LINC02154 promotes EMT through suppression of miR-200b. (A) Correlation between levels of miR-200b expression and those of LINC02154 expression in TCGA-ESCA dataset. (B) Putative miR-200b-3p binding sites in the LINC02154 sequence. (C) qRT-PCR analysis of miR-200b in TE-5 cells transfected with a control siRNA or siRNAs targeting LINC02154. (n = 3). (D) Western blot analysis of ZEB2 in TE-5 cells transfected with the indicated siRNAs. (E) Correlation between levels of miR-200b expression and those of VIM in TCGA-ESCA dataset. (F) Correlation between VIM expression and T-factors (left) and clinical stages (right) in TCGA-ESCA dataset. (G) qRT-PCR analysis of VIM in ESCA cells transfected with a miR-mimic control or a miR-200b mimic. (n = 3). (H) qRT-PCR analysis of VIM in ESCA cells transfected with a miR-inhibitor control or a miR-200b inhibitor. (n = 3). (I, J) Results of cell viability assays in ESCA cells infected with the indicated vectors. Cells were treated with the indicated concentrations of cisplatin (H) or 5-FU (I). (n = 6).

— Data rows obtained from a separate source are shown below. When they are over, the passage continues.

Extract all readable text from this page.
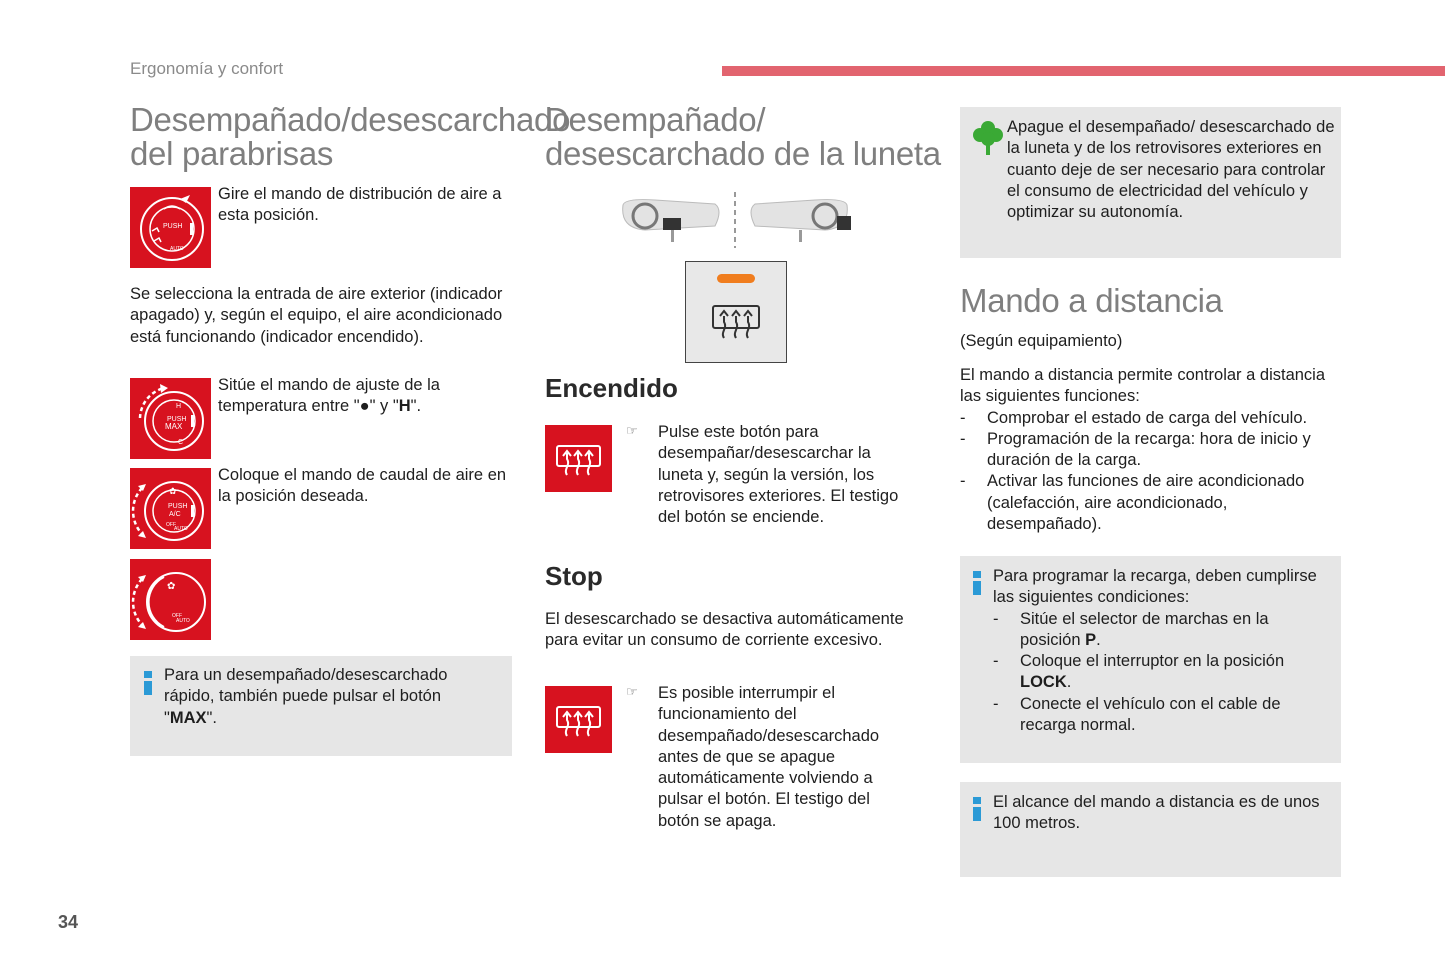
Ergonomía y confort
Desempañado/desescarchado
del parabrisas
PUSH
AUTO
Gire el mando de distribución de aire a esta posición.
Se selecciona la entrada de aire exterior (indicador apagado) y, según el equipo, el aire acondicionado está funcionando (indicador encendido).
H
PUSH
MAX
C
Sitúe el mando de ajuste de la temperatura entre "●" y "H".
✿
PUSH
A/C
OFF
AUTO
Coloque el mando de caudal de aire en la posición deseada.
✿
OFF
AUTO
Para un desempañado/desescarchado rápido, también puede pulsar el botón "MAX".
Desempañado/
desescarchado de la luneta
Encendido
☞ Pulse este botón para desempañar/desescarchar la luneta y, según la versión, los retrovisores exteriores. El testigo del botón se enciende.
Stop
El desescarchado se desactiva automáticamente para evitar un consumo de corriente excesivo.
☞ Es posible interrumpir el funcionamiento del desempañado/desescarchado antes de que se apague automáticamente volviendo a pulsar el botón. El testigo del botón se apaga.
Apague el desempañado/ desescarchado de la luneta y de los retrovisores exteriores en cuanto deje de ser necesario para controlar el consumo de electricidad del vehículo y optimizar su autonomía.
Mando a distancia
(Según equipamiento)
El mando a distancia permite controlar a distancia las siguientes funciones:
- Comprobar el estado de carga del vehículo.
- Programación de la recarga: hora de inicio y duración de la carga.
- Activar las funciones de aire acondicionado (calefacción, aire acondicionado, desempañado).
Para programar la recarga, deben cumplirse las siguientes condiciones:
- Sitúe el selector de marchas en la posición P.
- Coloque el interruptor en la posición LOCK.
- Conecte el vehículo con el cable de recarga normal.
El alcance del mando a distancia es de unos 100 metros.
34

Error bars represent SDs. ∗∗P < 0.01, ∗∗∗P < 0.001, NS, not significant.

Fig. 5

Identification of proteins that interact with LINC02154 in ESCA cells. (A) qRT-PCR analysis of LINC02154 in the cytoplasmic and nuclear fractions extracted from TE-9 cells. (n = 3). (B) Gene ontology (GO) analysis of proteins identified by mass spectrometry that potentially interact with LINC02154. (C) Interaction network among the proteins that potentially interact with LINC02154. Error bars represent SDs. ∗P < 0.05.